Attempting to control costs by selecting which document production to provide or withhold could also backfire: the attorney may not know which documents are crucial to the retained expert’s analysis, and there is potential for significant damage if opposing counsel provides information at deposition or in trial that causes the expert to change their opinion.
Loading the Gun
Most attorneys are not actively seeking to control the retained financial expert’s testimony. However, even subtle attempts by counsel to direct the scope of the expert’s analysis through “management” of the discovery they provide can leave the expert unnecessarily exposed to criticisms regarding their objectivity, competence, and the integrity of their opinions. Financial experts play a crucial role in the success of certain litigated matters, and the preclusion of their testimony can severely hamper counsel’s effectiveness.
An attorney may avoid providing the retained expert with documents that do not support their client’s position. However, the expert might have reached a favorable conclusion even if the attorney had provided all pertinent discovery. As such, by “directing” discovery, the attorney may have poisoned the appearance of the retained expert’s opinion. Unfavorable information seldom remains buried, and one of the worst experiences for an expert is to first see such information when opposing counsel provides it at deposition or trial.
If an opposing expert receives more information than the retained expert, the opposing expert’s analysis and opinion may be perceived as more credible, supported, and informed.
Covering the Oopsie
Being human, attorneys sometimes make mistakes. When mistakes occur in requests for production, counsel may attempt to divert attention from those mistakes by not giving the retained financial expert the opportunity to either assist with additional discovery requests or to identify deficiencies in documents already produced through discovery (since such deficiencies may have resulted from counsel’s actions rather than the responses provided by opposing counsel).
If the expert is not made aware of discovery deficiencies in a timely fashion, they may not be able to adequately address such deficiencies in their report.
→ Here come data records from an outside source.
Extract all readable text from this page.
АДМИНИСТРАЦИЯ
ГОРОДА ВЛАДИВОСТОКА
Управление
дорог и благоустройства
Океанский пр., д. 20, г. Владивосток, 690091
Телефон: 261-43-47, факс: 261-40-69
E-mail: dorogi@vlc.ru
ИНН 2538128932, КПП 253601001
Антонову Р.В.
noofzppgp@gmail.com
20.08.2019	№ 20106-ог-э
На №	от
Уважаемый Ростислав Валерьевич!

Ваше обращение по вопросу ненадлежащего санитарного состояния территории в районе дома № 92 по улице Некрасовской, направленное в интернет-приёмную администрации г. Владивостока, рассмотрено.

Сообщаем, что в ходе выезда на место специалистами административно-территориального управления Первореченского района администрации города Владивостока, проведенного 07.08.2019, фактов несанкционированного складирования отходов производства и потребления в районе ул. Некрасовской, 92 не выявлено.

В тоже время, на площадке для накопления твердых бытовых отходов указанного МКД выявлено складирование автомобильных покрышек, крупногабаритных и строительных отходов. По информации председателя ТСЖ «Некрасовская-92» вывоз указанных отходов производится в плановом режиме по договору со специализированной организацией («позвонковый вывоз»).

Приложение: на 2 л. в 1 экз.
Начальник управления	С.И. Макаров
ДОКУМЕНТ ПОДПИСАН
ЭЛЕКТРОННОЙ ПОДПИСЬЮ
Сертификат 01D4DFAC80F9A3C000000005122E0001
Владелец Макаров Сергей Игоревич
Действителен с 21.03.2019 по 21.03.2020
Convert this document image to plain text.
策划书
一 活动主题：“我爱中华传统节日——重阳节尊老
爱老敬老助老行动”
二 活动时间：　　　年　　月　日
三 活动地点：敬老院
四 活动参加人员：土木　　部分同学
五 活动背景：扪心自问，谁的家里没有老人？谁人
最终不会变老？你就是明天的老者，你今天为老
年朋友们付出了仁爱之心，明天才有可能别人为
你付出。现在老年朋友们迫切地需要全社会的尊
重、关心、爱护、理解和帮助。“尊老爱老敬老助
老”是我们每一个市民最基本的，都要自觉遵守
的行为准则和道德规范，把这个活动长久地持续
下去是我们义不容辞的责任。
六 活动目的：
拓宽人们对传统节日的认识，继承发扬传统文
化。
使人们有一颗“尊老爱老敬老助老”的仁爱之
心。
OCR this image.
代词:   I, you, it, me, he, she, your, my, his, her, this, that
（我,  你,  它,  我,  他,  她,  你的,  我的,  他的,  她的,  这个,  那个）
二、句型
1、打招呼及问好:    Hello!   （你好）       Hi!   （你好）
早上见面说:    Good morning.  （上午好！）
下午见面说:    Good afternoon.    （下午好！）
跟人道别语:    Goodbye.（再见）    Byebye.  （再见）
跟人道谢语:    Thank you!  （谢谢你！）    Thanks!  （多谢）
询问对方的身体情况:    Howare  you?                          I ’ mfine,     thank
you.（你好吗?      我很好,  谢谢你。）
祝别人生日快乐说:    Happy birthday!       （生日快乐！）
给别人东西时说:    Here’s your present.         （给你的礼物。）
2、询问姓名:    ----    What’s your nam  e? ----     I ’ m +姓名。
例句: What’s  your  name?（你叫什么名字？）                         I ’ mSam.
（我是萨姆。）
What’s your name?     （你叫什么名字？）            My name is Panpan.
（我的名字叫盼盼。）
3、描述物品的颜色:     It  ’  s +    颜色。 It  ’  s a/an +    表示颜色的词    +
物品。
The trier of fact may also preclude the expert from rectifying deficiencies in counsel’s requests for production if not done in a timely fashion.
On occasion, counsel has sought to cure unrectifiable discovery deficiencies at trial by seeking our responses to hypothetical scenarios wherein such deficiencies did not exist. In our experience, these presentations are never as effective as being able to directly correlate testimony to documents that have actually been produced through discovery.
Protecting Your Expert
As financial experts, our currency is competency and credibility. By attempting to manage the flow of discovery, counsel runs the risk of either shortchanging our effectiveness or, at worst, debasing our worth. Therefore, we propose that open dialogue regarding discovery should be maintained between counsel and the retained financial expert in order to avoid the many pitfalls that may otherwise arise.